Fabrikalarında, inşaatlarında ölümle burun buruna gelmeden, güvenli bir şekilde çalışan ve son kuruşuna kadar hak ettiği maaşını, geleceği için biriktirebilen işçilerden söz ediyorum.

Kadınların geceleri korkmadan dolaşabileceği kentlerden, çocukların çöp toplamadığı, mendil satarak dilenmediği sokaklardan,

Mangallarda pişen kurban etlerinin kokularına imrenmek zorunda kalmayan; marketten dananın, koyunun en güzel yerlerinden alınmış biftekleri satın alıp yiyebilen bir halktan,

Korku içinde yaşamak yerine, fikirlerini özgürce söyleyip tartışabilen; kızlara cinsel açlıkla değil, dostlukla bakabilen genç erkeklerden; rahat bir yaşam sürmenin tek yolunun zengin bir koca olmadığını anlayıp; kendi ayakları üzerinde durmayı başarabilen genç kızlardan söz ediyorum.

Ağaçları kesmek yerine, gölgesinde oturup kitap okumanın güzelliğini takdir eden bir toplumdan,

Midemiz bulanarak değil, duygu dolu güzel bir film izledikten sonra yataklarımıza giderken; huzurla kapattığımız televizyonlarımızdan,

Sabahları günaydın dediğimiz komşularımız, metroda-otobüste gülümseyerek selamlaştığımız hemşehrilerimizden, işyerlerinde birbirinin ayağını nasıl kaydırırımı düşünen değil; öğle yemeğinde hangi restorana gidelim diye neşeyle sohbet eden iş arkadaşlarından bahsediyorum.

Halkın sırtında değil, yanında yaşayan; görev yerlerine yüzlerce araçlık konvoylarla değil, toplu taşıma araçları hatta bisikletleriyle giden politikacılardan,

Vatandaşa nefret ve bıkkınlıkla değil, saygı ve sevgiyle hizmet eden memurlardan, hastalarını azarlayarak ve üstünkörü değil, uzun uzun dinleyip sohbet ederek muayene eden doktorlardan, yaşlı teyzelerin pazar filelerini taşımaya yardım eden polis memurlarından,

İnsanların birbiriyle düşman olmadığı, herkesin birbirine saygı ve hoşgörüyle baktığı bir ülkeden söz ediyorum.

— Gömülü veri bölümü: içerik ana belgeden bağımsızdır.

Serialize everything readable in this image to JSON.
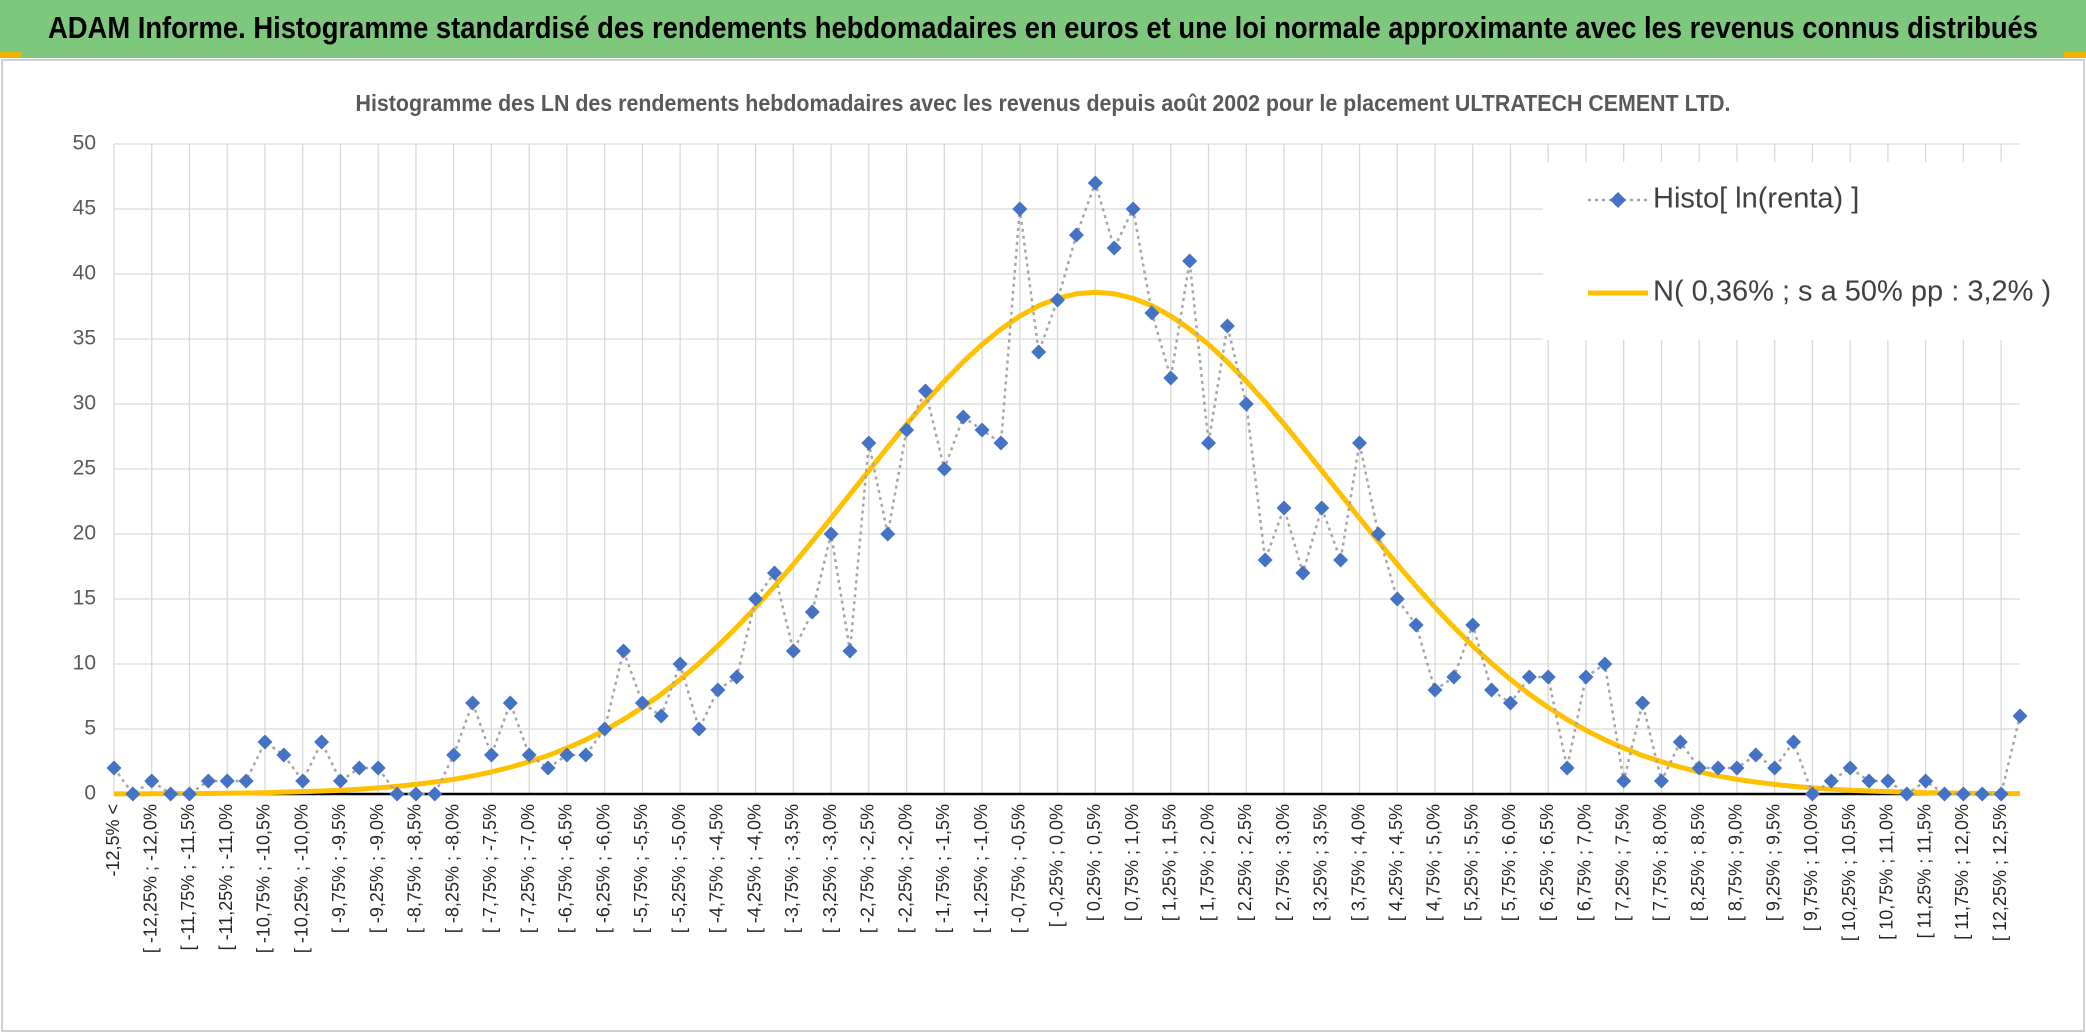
{
  "header": {
    "title": "ADAM Informe. Histogramme standardisé des rendements hebdomadaires en euros et une loi normale approximante avec les revenus connus distribués"
  },
  "chart_data": {
    "type": "line",
    "title": "Histogramme des LN des rendements hebdomadaires avec les revenus depuis août 2002 pour le placement ULTRATECH  CEMENT LTD.",
    "categories": [
      "-12,5% <",
      null,
      "[ -12,25% ; -12,0%",
      null,
      "[ -11,75% ; -11,5%",
      null,
      "[ -11,25% ; -11,0%",
      null,
      "[ -10,75% ; -10,5%",
      null,
      "[ -10,25% ; -10,0%",
      null,
      "[ -9,75% ; -9,5%",
      null,
      "[ -9,25% ; -9,0%",
      null,
      "[ -8,75% ; -8,5%",
      null,
      "[ -8,25% ; -8,0%",
      null,
      "[ -7,75% ; -7,5%",
      null,
      "[ -7,25% ; -7,0%",
      null,
      "[ -6,75% ; -6,5%",
      null,
      "[ -6,25% ; -6,0%",
      null,
      "[ -5,75% ; -5,5%",
      null,
      "[ -5,25% ; -5,0%",
      null,
      "[ -4,75% ; -4,5%",
      null,
      "[ -4,25% ; -4,0%",
      null,
      "[ -3,75% ; -3,5%",
      null,
      "[ -3,25% ; -3,0%",
      null,
      "[ -2,75% ; -2,5%",
      null,
      "[ -2,25% ; -2,0%",
      null,
      "[ -1,75% ; -1,5%",
      null,
      "[ -1,25% ; -1,0%",
      null,
      "[ -0,75% ; -0,5%",
      null,
      "[ -0,25% ; 0,0%",
      null,
      "[ 0,25% ; 0,5%",
      null,
      "[ 0,75% ; 1,0%",
      null,
      "[ 1,25% ; 1,5%",
      null,
      "[ 1,75% ; 2,0%",
      null,
      "[ 2,25% ; 2,5%",
      null,
      "[ 2,75% ; 3,0%",
      null,
      "[ 3,25% ; 3,5%",
      null,
      "[ 3,75% ; 4,0%",
      null,
      "[ 4,25% ; 4,5%",
      null,
      "[ 4,75% ; 5,0%",
      null,
      "[ 5,25% ; 5,5%",
      null,
      "[ 5,75% ; 6,0%",
      null,
      "[ 6,25% ; 6,5%",
      null,
      "[ 6,75% ; 7,0%",
      null,
      "[ 7,25% ; 7,5%",
      null,
      "[ 7,75% ; 8,0%",
      null,
      "[ 8,25% ; 8,5%",
      null,
      "[ 8,75% ; 9,0%",
      null,
      "[ 9,25% ; 9,5%",
      null,
      "[ 9,75% ; 10,0%",
      null,
      "[ 10,25% ; 10,5%",
      null,
      "[ 10,75% ; 11,0%",
      null,
      "[ 11,25% ; 11,5%",
      null,
      "[ 11,75% ; 12,0%",
      null,
      "[ 12,25% ; 12,5%",
      null
    ],
    "series": [
      {
        "name": "Histo[ ln(renta) ]",
        "color": "#4472c4",
        "line_color": "#a6a6a6",
        "dash": "dotted",
        "marker": "diamond",
        "values": [
          2,
          0,
          1,
          0,
          0,
          1,
          1,
          1,
          4,
          3,
          1,
          4,
          1,
          2,
          2,
          0,
          0,
          0,
          3,
          7,
          3,
          7,
          3,
          2,
          3,
          3,
          5,
          11,
          7,
          6,
          10,
          5,
          8,
          9,
          15,
          17,
          11,
          14,
          20,
          11,
          27,
          20,
          28,
          31,
          25,
          29,
          28,
          27,
          45,
          34,
          38,
          43,
          47,
          42,
          45,
          37,
          32,
          41,
          27,
          36,
          30,
          18,
          22,
          17,
          22,
          18,
          27,
          20,
          15,
          13,
          8,
          9,
          13,
          8,
          7,
          9,
          9,
          2,
          9,
          10,
          1,
          7,
          1,
          4,
          2,
          2,
          2,
          3,
          2,
          4,
          0,
          1,
          2,
          1,
          1,
          0,
          1,
          0,
          0,
          0,
          0,
          6
        ]
      },
      {
        "name": "N( 0,36% ; s a 50% pp : 3,2% )",
        "color": "#ffc000",
        "line_color": "#ffc000",
        "dash": "solid",
        "marker": "none",
        "values": [
          0.01,
          0.01,
          0.02,
          0.03,
          0.03,
          0.05,
          0.06,
          0.08,
          0.1,
          0.14,
          0.18,
          0.23,
          0.29,
          0.37,
          0.47,
          0.59,
          0.74,
          0.92,
          1.13,
          1.39,
          1.7,
          2.06,
          2.48,
          2.96,
          3.53,
          4.17,
          4.9,
          5.73,
          6.66,
          7.68,
          8.81,
          10.05,
          11.39,
          12.83,
          14.36,
          15.98,
          17.67,
          19.43,
          21.22,
          23.05,
          24.87,
          26.68,
          28.45,
          30.15,
          31.75,
          33.24,
          34.58,
          35.76,
          36.76,
          37.56,
          38.13,
          38.48,
          38.6,
          38.48,
          38.13,
          37.56,
          36.76,
          35.76,
          34.58,
          33.24,
          31.75,
          30.15,
          28.45,
          26.68,
          24.87,
          23.05,
          21.22,
          19.43,
          17.67,
          15.98,
          14.36,
          12.83,
          11.39,
          10.05,
          8.81,
          7.68,
          6.66,
          5.73,
          4.9,
          4.17,
          3.53,
          2.96,
          2.48,
          2.06,
          1.7,
          1.39,
          1.13,
          0.92,
          0.74,
          0.59,
          0.47,
          0.37,
          0.29,
          0.23,
          0.18,
          0.14,
          0.1,
          0.08,
          0.06,
          0.05,
          0.03,
          0.03
        ]
      }
    ],
    "ylim": [
      0,
      50
    ],
    "yticks": [
      0,
      5,
      10,
      15,
      20,
      25,
      30,
      35,
      40,
      45,
      50
    ],
    "grid": true,
    "legend": "top right"
  }
}
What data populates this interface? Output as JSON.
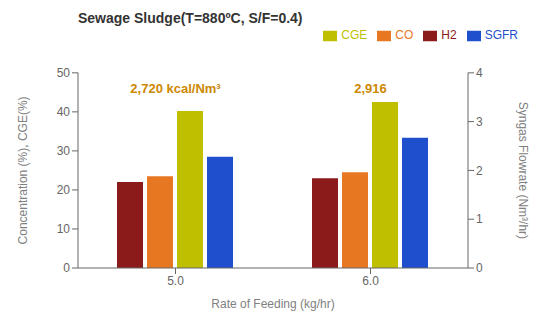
{
  "chart_data": {
    "type": "bar",
    "title": "Sewage  Sludge(T=880ºC,  S/F=0.4)",
    "xlabel": "Rate of Feeding (kg/hr)",
    "ylabel": "Concentration (%), CGE(%)",
    "y2label": "Syngas Flowrate (Nm³/hr)",
    "categories": [
      "5.0",
      "6.0"
    ],
    "series": [
      {
        "name": "H2",
        "color": "#8B1A1A",
        "values": [
          22.0,
          23.0
        ]
      },
      {
        "name": "CO",
        "color": "#E87722",
        "values": [
          23.5,
          24.5
        ]
      },
      {
        "name": "CGE",
        "color": "#BFBF00",
        "values": [
          40.2,
          42.5
        ]
      },
      {
        "name": "SGFR",
        "color": "#1F4FCC",
        "values": [
          2.28,
          2.67
        ],
        "axis": "y2"
      }
    ],
    "ylim": [
      0,
      50
    ],
    "yticks": [
      0,
      10,
      20,
      30,
      40,
      50
    ],
    "y2lim": [
      0,
      4
    ],
    "y2ticks": [
      0,
      1,
      2,
      3,
      4
    ],
    "grid": false,
    "legend": "upper right",
    "annotations": [
      {
        "text": "2,720 kcal/Nm³",
        "x": "5.0",
        "y": 46,
        "color": "#CC8800"
      },
      {
        "text": "2,916",
        "x": "6.0",
        "y": 46,
        "color": "#CC8800"
      }
    ]
  }
}
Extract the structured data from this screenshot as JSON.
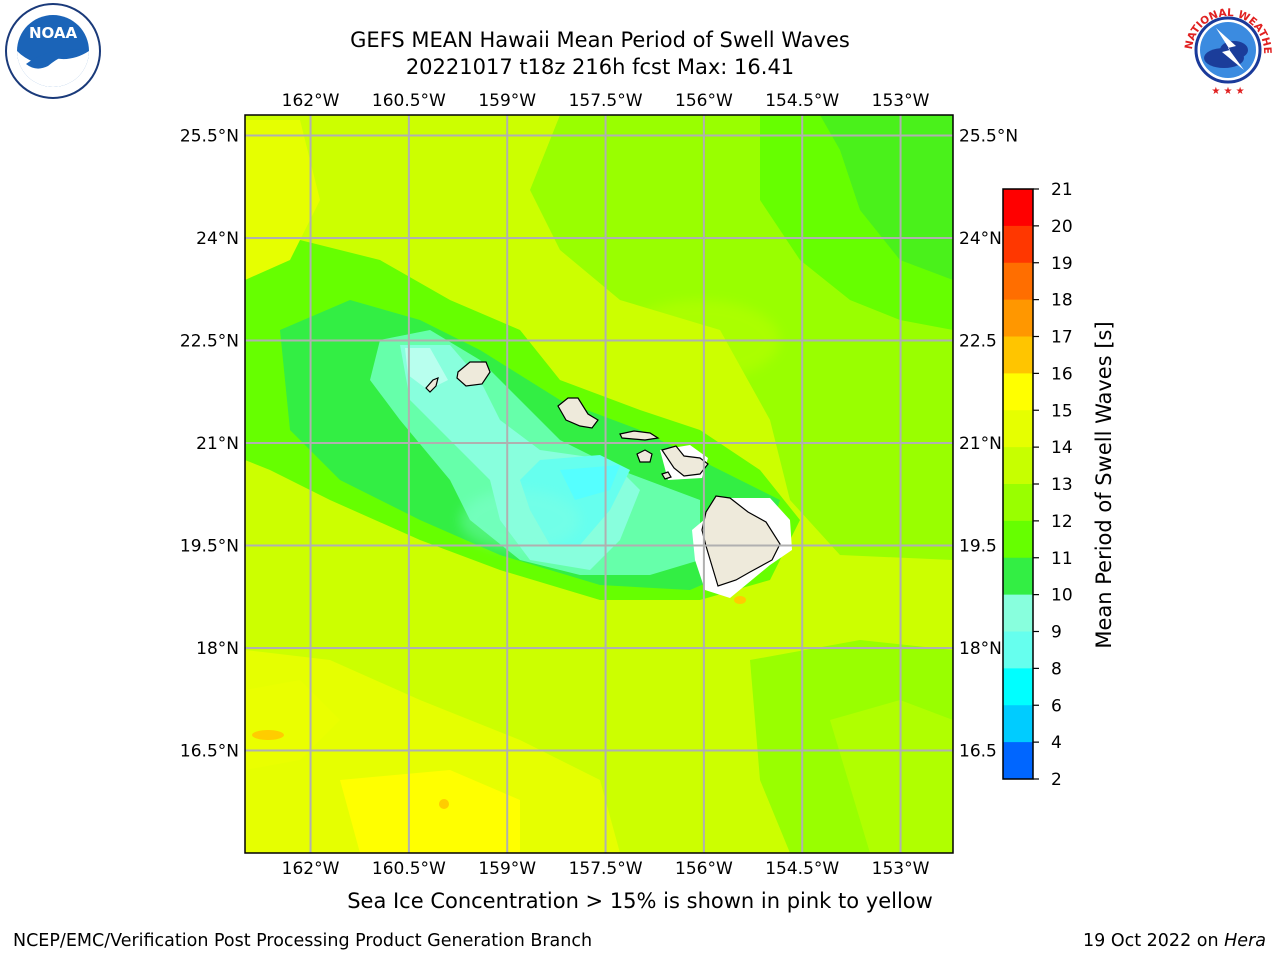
{
  "title": {
    "line1": "GEFS MEAN Hawaii Mean Period of Swell Waves",
    "line2": "20221017 t18z 216h fcst   Max: 16.41"
  },
  "logos": {
    "left": {
      "name": "noaa-logo",
      "text": "NOAA"
    },
    "right": {
      "name": "national-weather-service-logo",
      "text": "NATIONAL WEATHER SERVICE"
    }
  },
  "map": {
    "lon_range": [
      -163.0,
      -152.2
    ],
    "lat_range": [
      15.0,
      25.8
    ],
    "lon_ticks": [
      "162°W",
      "160.5°W",
      "159°W",
      "157.5°W",
      "156°W",
      "154.5°W",
      "153°W"
    ],
    "lon_tick_values": [
      -162.0,
      -160.5,
      -159.0,
      -157.5,
      -156.0,
      -154.5,
      -153.0
    ],
    "lat_ticks": [
      "25.5°N",
      "24°N",
      "22.5°N",
      "21°N",
      "19.5°N",
      "18°N",
      "16.5°N"
    ],
    "lat_tick_values": [
      25.5,
      24.0,
      22.5,
      21.0,
      19.5,
      18.0,
      16.5
    ],
    "right_lat_ticks": [
      "25.5°N",
      "24°N",
      "22.5",
      "21°N",
      "19.5",
      "18°N",
      "16.5"
    ],
    "gridlines": true,
    "islands": [
      "Niihau",
      "Kauai",
      "Oahu",
      "Molokai",
      "Lanai",
      "Kahoolawe",
      "Maui",
      "Hawaii"
    ],
    "land_color": "#eeeadb",
    "grid_color": "#b0b0b0"
  },
  "colorbar": {
    "label": "Mean Period of Swell Waves [s]",
    "ticks": [
      "21",
      "20",
      "19",
      "18",
      "17",
      "16",
      "15",
      "14",
      "13",
      "12",
      "11",
      "10",
      "9",
      "8",
      "6",
      "4",
      "2"
    ],
    "colors": [
      "#ff0000",
      "#ff3700",
      "#ff6e00",
      "#ff9700",
      "#ffc500",
      "#ffff00",
      "#e6ff00",
      "#c7ff00",
      "#99ff00",
      "#66ff00",
      "#33ee44",
      "#88ffdd",
      "#66ffee",
      "#00ffff",
      "#00ccff",
      "#0066ff",
      "#0000ff"
    ]
  },
  "footnote": "Sea Ice Concentration > 15% is shown in pink to yellow",
  "footer": {
    "left": "NCEP/EMC/Verification Post Processing Product Generation Branch",
    "right_prefix": "19 Oct 2022 on ",
    "right_host": "Hera"
  }
}
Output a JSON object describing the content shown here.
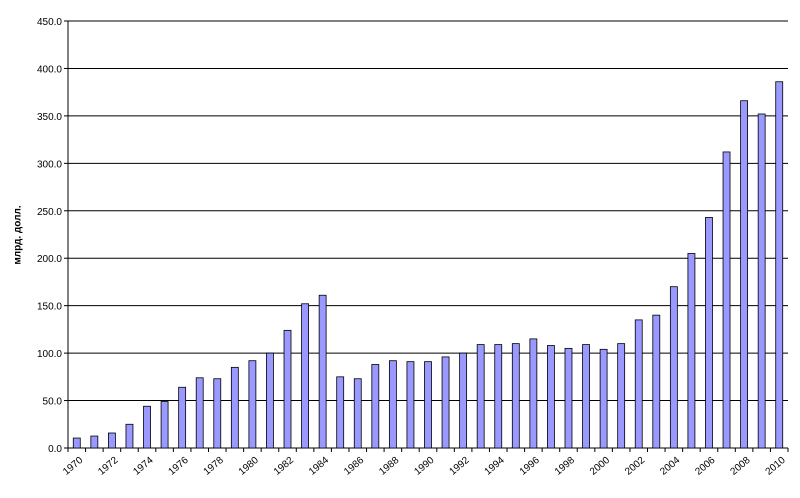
{
  "chart_data": {
    "type": "bar",
    "y_label": "млрд. долл.",
    "categories": [
      "1970",
      null,
      "1972",
      null,
      "1974",
      null,
      "1976",
      null,
      "1978",
      null,
      "1980",
      null,
      "1982",
      null,
      "1984",
      null,
      "1986",
      null,
      "1988",
      null,
      "1990",
      null,
      "1992",
      null,
      "1994",
      null,
      "1996",
      null,
      "1998",
      null,
      "2000",
      null,
      "2002",
      null,
      "2004",
      null,
      "2006",
      null,
      "2008",
      null,
      "2010"
    ],
    "values": [
      10.5,
      12.6,
      15.8,
      25,
      44,
      49,
      64,
      74,
      73,
      85,
      92,
      100,
      124,
      152,
      161,
      75,
      73,
      88,
      92,
      91,
      91,
      96,
      100,
      109,
      109,
      110,
      115,
      108,
      105,
      109,
      104,
      110,
      135,
      140,
      170,
      205,
      243,
      312,
      366,
      352,
      386
    ],
    "color": "#9999ff",
    "ylim": [
      0,
      450
    ],
    "yticks": [
      {
        "value": 0,
        "label": "0.0"
      },
      {
        "value": 50,
        "label": "50.0"
      },
      {
        "value": 100,
        "label": "100.0"
      },
      {
        "value": 150,
        "label": "150.0"
      },
      {
        "value": 200,
        "label": "200.0"
      },
      {
        "value": 250,
        "label": "250.0"
      },
      {
        "value": 300,
        "label": "300.0"
      },
      {
        "value": 350,
        "label": "350.0"
      },
      {
        "value": 400,
        "label": "400.0"
      },
      {
        "value": 450,
        "label": "450.0"
      }
    ],
    "grid": true
  }
}
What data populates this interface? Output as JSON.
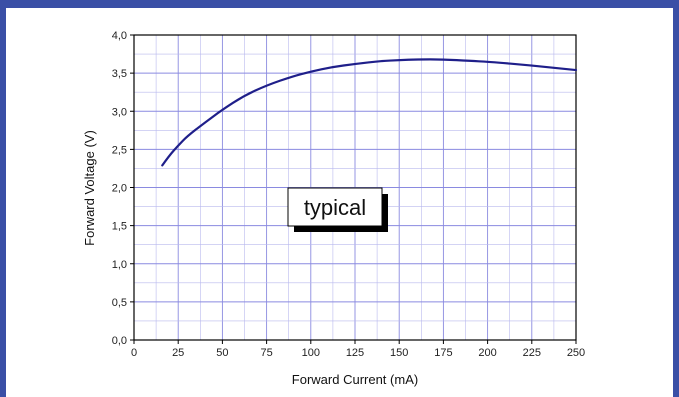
{
  "chart_data": {
    "type": "line",
    "xlabel": "Forward Current (mA)",
    "ylabel": "Forward Voltage (V)",
    "annotation": "typical",
    "xlim": [
      0,
      250
    ],
    "ylim": [
      0.0,
      4.0
    ],
    "x_ticks": [
      "0",
      "25",
      "50",
      "75",
      "100",
      "125",
      "150",
      "175",
      "200",
      "225",
      "250"
    ],
    "y_ticks": [
      "0,0",
      "0,5",
      "1,0",
      "1,5",
      "2,0",
      "2,5",
      "3,0",
      "3,5",
      "4,0"
    ],
    "grid": true,
    "series": [
      {
        "x": [
          16,
          20,
          25,
          30,
          40,
          50,
          62,
          75,
          90,
          100,
          112,
          125,
          140,
          150,
          160,
          175,
          190,
          200,
          225,
          250
        ],
        "y": [
          2.29,
          2.42,
          2.55,
          2.67,
          2.85,
          3.02,
          3.2,
          3.34,
          3.46,
          3.52,
          3.58,
          3.62,
          3.66,
          3.67,
          3.68,
          3.68,
          3.66,
          3.65,
          3.6,
          3.54
        ],
        "color": "#1f1f8a"
      }
    ]
  }
}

Çok mu ütopik geliyor size bu düşünceler? Dünyada bu şekilde yaşayan pek çok ülkenin olduğunu biliyor musunuz peki?

Hepsinin tek bir ortak özelliği var ama: yalanı yenebilmiş olmaları. Politikacılar ve din adamları halka, öğretmenler öğrencilerine, eşler birbirine yalan söylemiyor o ülkelerde. Yalanı yenebildiğimiz zaman bunların hepsine kavuşmak çok kolay olacak.

Önce yürekte, sonra kitapta ve en sonunda sokakta yeneceğiz yalanı. Güneşli günler göreceğiz.

İnanın!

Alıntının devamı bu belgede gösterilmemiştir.